Fussell succeeds at highlighting some of the peculiar quirks and habits of Americans of all classes, and although I found some to be a bit stereotyped, much of it rang painfully true. According to Fussell, the middle class is the most anxious about class. They tend to feel the need to affirm their superiority over the proles, and at the same time, are constantly trying to be more like the upper class. In contrast, the proles and the upper class both tend to accept their respective roles and thus are more inclined to be indifferent to what others think. The middle class also tends to shy away from anything potentially controversial or offensive, like ideology, so desperate are they not to jeopardize their fragile status. The upper class on the other hand, simply has no need for ideology or any type of idea that might intrude on their comfortable lives. Fussell comically points out that the upper class aren't bad people to hang around with as long as you don't expect to hear anything intelligent or original. Upper class people, along with some middle, tend to view anything British as superior and worthy of emulation. Proles tend to like bowling, polyester clothing (preferably with writing on it), and Super Bowl parties. Religious fundamentalism is also a sure sign of proledom. It should also go without saying that money does not equal class, and thus many seemingly upper class people, like film stars, are simply lower class people with a lot of money.
Apparently such seemingly innocuous statements like "have a nice day" are betrayers of low class, and have been known to cause some embarrassment to those among the uppers. They seem to be unsure how to respond to such prolish figures of speech. Never compliment an upper class person on their home furnishings, as it goes without saying that they have nice things and calling attention to it suggests impudence. Fussell can't resist making digs at Presidents Ronald Reagan and Richard Nixon, both of whom he pegs as hopelessly middle (or worse) class, posing as uppers. In fact, it is the middle class whom Fussell seems to have the most disdain for, as he sees them as essentially lower class people pretending to be upper class.

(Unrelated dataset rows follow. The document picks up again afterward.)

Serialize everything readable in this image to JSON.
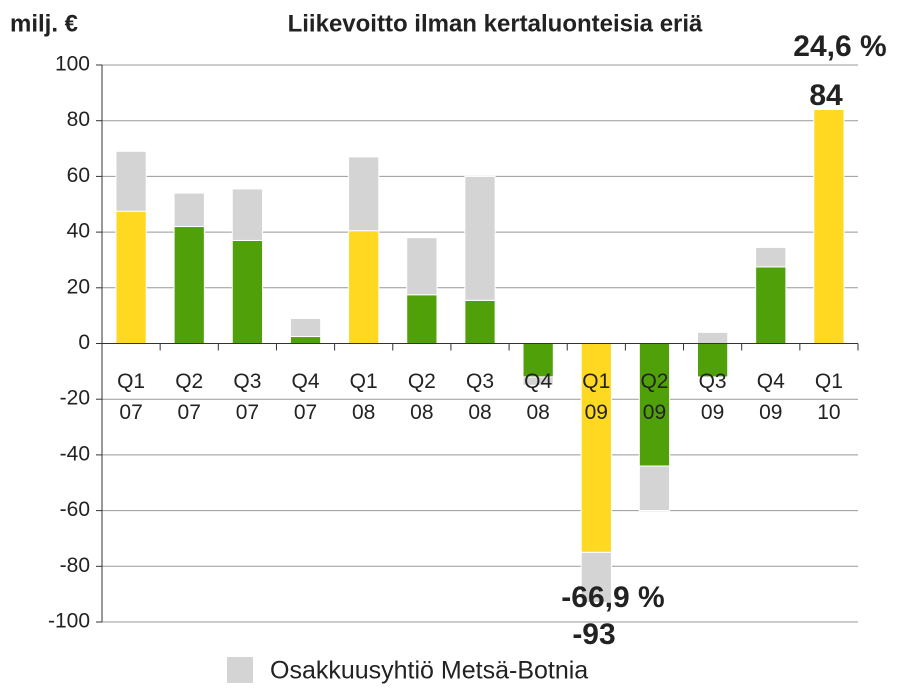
{
  "chart_data": {
    "type": "bar",
    "stacked": true,
    "title": "Liikevoitto ilman kertaluonteisia eriä",
    "y_label": "milj. €",
    "categories": [
      [
        "Q1",
        "07"
      ],
      [
        "Q2",
        "07"
      ],
      [
        "Q3",
        "07"
      ],
      [
        "Q4",
        "07"
      ],
      [
        "Q1",
        "08"
      ],
      [
        "Q2",
        "08"
      ],
      [
        "Q3",
        "08"
      ],
      [
        "Q4",
        "08"
      ],
      [
        "Q1",
        "09"
      ],
      [
        "Q2",
        "09"
      ],
      [
        "Q3",
        "09"
      ],
      [
        "Q4",
        "09"
      ],
      [
        "Q1",
        "10"
      ]
    ],
    "series": [
      {
        "colors": [
          "#ffd821",
          "#50a00a",
          "#50a00a",
          "#50a00a",
          "#ffd821",
          "#50a00a",
          "#50a00a",
          "#50a00a",
          "#ffd821",
          "#50a00a",
          "#50a00a",
          "#50a00a",
          "#ffd821"
        ],
        "values": [
          47.5,
          42,
          37,
          2.5,
          40.5,
          17.5,
          15.5,
          -12,
          -75,
          -44,
          -12,
          27.5,
          84
        ]
      },
      {
        "name": "Osakkuusyhtiö Metsä-Botnia",
        "color": "#d4d4d4",
        "values": [
          21.5,
          12,
          18.5,
          6.5,
          26.5,
          20.5,
          44.5,
          -3,
          -18,
          -16,
          4,
          7,
          0
        ]
      }
    ],
    "annotations": [
      "24,6 %",
      "84",
      "-66,9 %",
      "-93"
    ],
    "ylim": [
      -100,
      100
    ],
    "yticks": [
      -100,
      -80,
      -60,
      -40,
      -20,
      0,
      20,
      40,
      60,
      80,
      100
    ],
    "grid": true
  }
}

If you read all but the last chapter, you would swear that Fussell is an arrogant, contemptuous, elitist who thrives off of belittling others. In fact he does come across as quite obnoxious and overdramatic at times, but it turns out that this is, after all, a call for individualism and non-conformity. I was pleasantly surprised when Fussell ultimately rebuked all classes and urges us to do the same. He invites us to join the "X category" where the members make their own rules and find their own way through "a strenuous effort of discovery in which curiosity and originality are indispensable." So, there is surely something in here to offend just about everyone, but if you can take it, I guarantee that you will come out the other side with a better understanding of American society and your place in it. 4 stars.